I have been implementing some classes that implement multi-component numeric 
types and have been having real problems getting the optimisation I was 
expecting.  It seems that overloading arithmetic operators carries a very 
significant optimisation penalty.  Before I give the code the vital 
statistics:

systems: linux Suse 9.0, Fedora 1
gcc versions: gcc (GCC) 3.3.1 (SuSE Linux), gcc (GCC) 3.3.2 20031022 (Red 
Hat Linux 3.3.2-1)  gcc (GCC) 3.4.0 (on Fedora 1)

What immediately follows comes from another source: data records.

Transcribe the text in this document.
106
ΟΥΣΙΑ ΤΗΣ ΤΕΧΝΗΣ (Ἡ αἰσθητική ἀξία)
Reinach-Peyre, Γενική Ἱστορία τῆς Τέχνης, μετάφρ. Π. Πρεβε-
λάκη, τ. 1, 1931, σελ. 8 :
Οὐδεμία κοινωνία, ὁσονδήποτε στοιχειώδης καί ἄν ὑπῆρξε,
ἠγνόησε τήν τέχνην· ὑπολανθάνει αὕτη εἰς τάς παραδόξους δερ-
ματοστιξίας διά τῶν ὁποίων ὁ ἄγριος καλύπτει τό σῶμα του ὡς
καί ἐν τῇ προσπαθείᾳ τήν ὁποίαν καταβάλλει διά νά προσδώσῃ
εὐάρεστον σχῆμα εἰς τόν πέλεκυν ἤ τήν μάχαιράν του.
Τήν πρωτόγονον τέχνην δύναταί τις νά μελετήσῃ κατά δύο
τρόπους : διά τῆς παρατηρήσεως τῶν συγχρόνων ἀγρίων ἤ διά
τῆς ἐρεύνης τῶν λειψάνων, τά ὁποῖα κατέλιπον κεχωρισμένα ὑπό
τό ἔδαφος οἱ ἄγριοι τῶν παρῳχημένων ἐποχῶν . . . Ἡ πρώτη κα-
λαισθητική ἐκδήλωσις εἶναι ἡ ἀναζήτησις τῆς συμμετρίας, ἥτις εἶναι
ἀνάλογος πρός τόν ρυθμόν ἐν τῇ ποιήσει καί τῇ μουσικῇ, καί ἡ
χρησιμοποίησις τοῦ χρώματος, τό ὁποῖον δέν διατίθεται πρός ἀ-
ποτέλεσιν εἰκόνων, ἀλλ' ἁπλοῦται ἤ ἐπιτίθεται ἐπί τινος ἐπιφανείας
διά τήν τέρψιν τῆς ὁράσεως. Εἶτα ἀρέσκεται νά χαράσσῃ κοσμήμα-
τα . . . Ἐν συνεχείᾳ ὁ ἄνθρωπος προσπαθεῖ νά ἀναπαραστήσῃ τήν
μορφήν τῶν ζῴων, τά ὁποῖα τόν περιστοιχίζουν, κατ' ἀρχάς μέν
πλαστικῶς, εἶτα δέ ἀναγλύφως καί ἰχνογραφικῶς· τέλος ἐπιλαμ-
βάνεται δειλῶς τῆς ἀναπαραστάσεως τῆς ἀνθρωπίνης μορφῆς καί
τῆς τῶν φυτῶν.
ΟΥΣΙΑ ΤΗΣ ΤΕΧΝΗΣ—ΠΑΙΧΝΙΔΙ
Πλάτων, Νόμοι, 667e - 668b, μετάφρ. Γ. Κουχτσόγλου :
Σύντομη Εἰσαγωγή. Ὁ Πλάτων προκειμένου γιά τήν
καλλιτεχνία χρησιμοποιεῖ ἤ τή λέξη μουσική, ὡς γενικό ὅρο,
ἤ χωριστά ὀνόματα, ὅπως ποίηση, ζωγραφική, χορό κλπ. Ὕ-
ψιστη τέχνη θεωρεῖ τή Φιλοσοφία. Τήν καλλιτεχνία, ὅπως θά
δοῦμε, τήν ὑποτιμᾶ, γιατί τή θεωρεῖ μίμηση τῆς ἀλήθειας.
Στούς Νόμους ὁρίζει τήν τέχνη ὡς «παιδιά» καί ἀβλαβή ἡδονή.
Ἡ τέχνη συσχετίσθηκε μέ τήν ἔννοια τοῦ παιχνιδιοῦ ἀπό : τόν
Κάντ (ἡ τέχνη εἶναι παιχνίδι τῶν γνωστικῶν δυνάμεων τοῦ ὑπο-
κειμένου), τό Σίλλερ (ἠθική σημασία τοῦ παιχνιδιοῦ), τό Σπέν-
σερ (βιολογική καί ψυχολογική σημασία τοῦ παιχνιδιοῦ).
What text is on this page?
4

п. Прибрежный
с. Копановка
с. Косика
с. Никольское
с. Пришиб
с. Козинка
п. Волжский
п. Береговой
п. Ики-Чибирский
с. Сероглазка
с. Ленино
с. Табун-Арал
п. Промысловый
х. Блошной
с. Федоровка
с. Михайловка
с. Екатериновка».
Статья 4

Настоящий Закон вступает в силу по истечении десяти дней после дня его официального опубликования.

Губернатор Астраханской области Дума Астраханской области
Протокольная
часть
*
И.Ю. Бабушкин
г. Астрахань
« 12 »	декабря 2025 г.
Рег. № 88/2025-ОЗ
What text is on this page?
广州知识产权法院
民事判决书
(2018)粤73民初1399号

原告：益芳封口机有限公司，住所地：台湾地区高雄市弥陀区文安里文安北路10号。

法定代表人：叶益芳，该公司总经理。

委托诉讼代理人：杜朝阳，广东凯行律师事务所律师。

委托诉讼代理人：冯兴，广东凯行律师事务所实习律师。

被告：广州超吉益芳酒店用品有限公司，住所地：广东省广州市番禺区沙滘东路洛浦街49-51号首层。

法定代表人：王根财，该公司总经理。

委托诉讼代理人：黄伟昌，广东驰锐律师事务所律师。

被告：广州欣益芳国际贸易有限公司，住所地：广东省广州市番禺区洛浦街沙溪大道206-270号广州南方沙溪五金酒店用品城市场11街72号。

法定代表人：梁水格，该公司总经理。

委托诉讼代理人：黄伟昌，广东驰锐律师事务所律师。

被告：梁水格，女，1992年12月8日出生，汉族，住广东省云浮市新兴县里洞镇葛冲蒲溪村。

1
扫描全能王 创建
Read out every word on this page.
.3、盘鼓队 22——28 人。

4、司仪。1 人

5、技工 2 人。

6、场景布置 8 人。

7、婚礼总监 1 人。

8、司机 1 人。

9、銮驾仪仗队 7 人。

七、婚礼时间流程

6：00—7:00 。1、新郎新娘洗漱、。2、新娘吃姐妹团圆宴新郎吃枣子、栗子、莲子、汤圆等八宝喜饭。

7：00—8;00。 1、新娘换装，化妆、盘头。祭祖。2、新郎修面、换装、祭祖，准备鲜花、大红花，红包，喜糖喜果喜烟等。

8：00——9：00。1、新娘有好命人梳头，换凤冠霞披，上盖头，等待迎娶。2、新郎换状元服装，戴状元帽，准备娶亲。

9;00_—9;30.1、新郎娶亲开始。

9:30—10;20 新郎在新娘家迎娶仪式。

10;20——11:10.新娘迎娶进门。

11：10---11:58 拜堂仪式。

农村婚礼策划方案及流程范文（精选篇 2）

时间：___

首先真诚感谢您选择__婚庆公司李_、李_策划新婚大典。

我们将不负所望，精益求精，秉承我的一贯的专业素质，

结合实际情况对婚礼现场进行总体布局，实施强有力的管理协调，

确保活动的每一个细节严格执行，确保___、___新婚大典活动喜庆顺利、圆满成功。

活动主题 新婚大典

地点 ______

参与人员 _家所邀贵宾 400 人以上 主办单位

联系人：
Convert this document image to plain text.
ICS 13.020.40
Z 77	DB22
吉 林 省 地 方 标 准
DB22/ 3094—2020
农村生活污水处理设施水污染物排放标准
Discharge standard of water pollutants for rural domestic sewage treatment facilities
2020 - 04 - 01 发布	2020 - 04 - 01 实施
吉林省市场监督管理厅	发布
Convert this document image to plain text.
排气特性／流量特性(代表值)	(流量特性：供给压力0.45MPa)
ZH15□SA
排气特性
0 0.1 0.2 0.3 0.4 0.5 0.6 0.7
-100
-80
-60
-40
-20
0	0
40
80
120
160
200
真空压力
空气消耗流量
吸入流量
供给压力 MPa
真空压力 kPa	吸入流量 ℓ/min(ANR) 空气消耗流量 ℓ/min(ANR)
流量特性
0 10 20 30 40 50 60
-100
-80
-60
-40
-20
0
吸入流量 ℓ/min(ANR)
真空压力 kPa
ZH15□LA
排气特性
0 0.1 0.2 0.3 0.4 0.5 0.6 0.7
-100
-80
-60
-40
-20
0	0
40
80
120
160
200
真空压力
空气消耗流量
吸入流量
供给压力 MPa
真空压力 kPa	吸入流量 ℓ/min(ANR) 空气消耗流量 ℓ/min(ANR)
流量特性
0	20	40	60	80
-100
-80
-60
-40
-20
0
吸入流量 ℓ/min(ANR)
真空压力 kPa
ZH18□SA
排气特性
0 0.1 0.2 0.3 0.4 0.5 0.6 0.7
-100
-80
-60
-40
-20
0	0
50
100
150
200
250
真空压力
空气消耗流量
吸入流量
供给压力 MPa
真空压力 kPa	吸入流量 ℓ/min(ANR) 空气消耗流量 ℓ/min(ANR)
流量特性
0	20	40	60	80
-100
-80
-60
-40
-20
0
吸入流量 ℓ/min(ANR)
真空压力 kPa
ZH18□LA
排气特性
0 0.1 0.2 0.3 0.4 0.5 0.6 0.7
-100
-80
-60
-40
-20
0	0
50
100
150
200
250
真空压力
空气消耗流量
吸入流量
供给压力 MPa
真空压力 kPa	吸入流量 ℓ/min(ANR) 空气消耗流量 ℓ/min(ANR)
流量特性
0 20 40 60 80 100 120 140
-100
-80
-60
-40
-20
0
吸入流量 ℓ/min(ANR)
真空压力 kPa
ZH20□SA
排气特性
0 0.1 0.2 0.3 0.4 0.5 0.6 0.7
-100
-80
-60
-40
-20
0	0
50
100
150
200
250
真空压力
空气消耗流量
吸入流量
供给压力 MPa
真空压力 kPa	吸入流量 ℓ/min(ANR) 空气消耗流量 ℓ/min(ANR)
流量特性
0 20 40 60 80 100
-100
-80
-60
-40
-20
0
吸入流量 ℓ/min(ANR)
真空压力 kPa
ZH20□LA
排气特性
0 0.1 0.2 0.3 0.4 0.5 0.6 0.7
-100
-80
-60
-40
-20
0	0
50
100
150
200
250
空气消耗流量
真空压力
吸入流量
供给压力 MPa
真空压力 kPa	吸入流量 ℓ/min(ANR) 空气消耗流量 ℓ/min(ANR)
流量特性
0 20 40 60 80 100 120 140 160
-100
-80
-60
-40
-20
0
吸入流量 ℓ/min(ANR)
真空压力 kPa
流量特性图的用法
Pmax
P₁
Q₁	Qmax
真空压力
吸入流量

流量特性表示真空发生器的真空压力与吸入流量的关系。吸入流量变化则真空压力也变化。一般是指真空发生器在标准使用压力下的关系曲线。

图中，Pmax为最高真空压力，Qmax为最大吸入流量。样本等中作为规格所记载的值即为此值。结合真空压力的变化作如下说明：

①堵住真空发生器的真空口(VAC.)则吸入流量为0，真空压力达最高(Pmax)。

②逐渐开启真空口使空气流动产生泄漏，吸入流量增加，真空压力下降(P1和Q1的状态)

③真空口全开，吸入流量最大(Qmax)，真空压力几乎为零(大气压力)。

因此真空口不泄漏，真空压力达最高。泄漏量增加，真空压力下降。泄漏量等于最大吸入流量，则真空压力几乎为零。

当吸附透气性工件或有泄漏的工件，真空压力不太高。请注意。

The problem exists on all the systems and compiler versions I have tried but 
the same code optimises as expected using the microsoft C++ compiler (.net 
2003).

Anyway I would appreciate any feedback.  Here is sufficient code to 
reproduce the issue:


/*******************************************************
* start optimise-test.cpp
*/
#include <stdlib.h>
#include <functional>

template<class T>
struct fn : std::binary_function<T,T,T>
{
    T operator()(T const &arg1, T const &arg2) const
    {
        return (arg1 + arg2) / 2;
    }
};

template<class T>
struct ThreeComponent
{
    typedef T value_type;

    ThreeComponent() {}
    ThreeComponent(T const &v1, T const &v2, T const& v3) : a(v1), b(v2), 
c(v3)
        {}

    T a;
    T b;
    T c;
};

template <class T>
ThreeComponent<T> operator+(ThreeComponent<T> const &l,
                          ThreeComponent<T> const &r)
{
    return ThreeComponent<T>(l.a + r.a, l.b + r.b, l.c + r.c);
} 

template <class T>
ThreeComponent<T> operator/(ThreeComponent<T> const &l, T r)
{
    return ThreeComponent<T>(l.a / r, l.b / r, l.c / r);
} 

template<class T>
struct tcfn
{
    T operator()(T const &arg1, T const &arg2) const
    {
        return T((arg1.a+arg2.a)/2,(arg1.b+arg2.b)/2,(arg1.c+arg2.c)/2);
    }
};


template <class T, class FN>
void test_optimisation()
{
    const int size = 10000000;

    T *data = (T*)malloc(size * sizeof(T));
    T *end  = data + size;
    FN fn;

    for(T *it=data; it<end; ++it)
    {
        *it = fn(*it, *it);
    }
}


int main(int argc, char *argv[])
{
    if(argc==1 || (argc > 1 && atoi(argv[1]) == 1))
    {
        test_optimisation<int, fn<int> >();
    }
    if(argc==1 || (argc > 1 && atoi(argv[1]) == 2))
    {    
        test_optimisation<ThreeComponent<int>, fn<ThreeComponent<int> > >();
    }
    if(argc==1 || (argc > 1 && atoi(argv[1]) == 3))
    {    
        test_optimisation<ThreeComponent<int>, tcfn<ThreeComponent<int> > 
>();
    }
}
/***************************************
* end optimise-test.cpp
*/

The code can be compiled simlply: g++ -O3 -o optimise-test optimise-test.cpp
Each of three different possible implementations for an averaging operation 
can then be selected by a command line argument:

optimise-test 1 	
	performs averaging on a large array of integers

optimise-test 2
	performs same averaging on and array of ThreeComponent<int>.  This applies 
the same function as is applied to the int array and makes use of operator 
overloading to achieve the desired result

optimise-test 3
	performs a specially written vector averaging on and array of 
ThreeComponent<int>.  No operator overloading is relied on in this case

If optimisation was working as expected tests 2 and 3 should take roughly 
the same time and about 3 times as long as test 1.  And this is the case 
using the microsoft compiler.  Using g++ it is more tyipcal that test 2 
takes at least twice as long, and when combined with some other (similar) 
abstractions can take upto 5 times as long.  The following for example 
comes from my suse linux build:

for i in 1 2 3; do time ./bug $i; done

real    0m0.102s
user    0m0.023s
sys     0m0.075s

real    0m0.788s
user    0m0.564s
sys     0m0.212s

real    0m0.296s
user    0m0.074s
sys     0m0.213s


Notice in this case test 2 (user 0.564s) takes 7 times as long as test 3 
(user    0m0.074s) which performs exactly the same amount of work!


Please Please Please! Am I missing something or is this a real optimiser 
problem.  Is this a known issue?  Am I doing something significantly wrong 
in my code?  This is driving me to distraction as I am coding for image 
processing and just can't accept that kind of performance hit.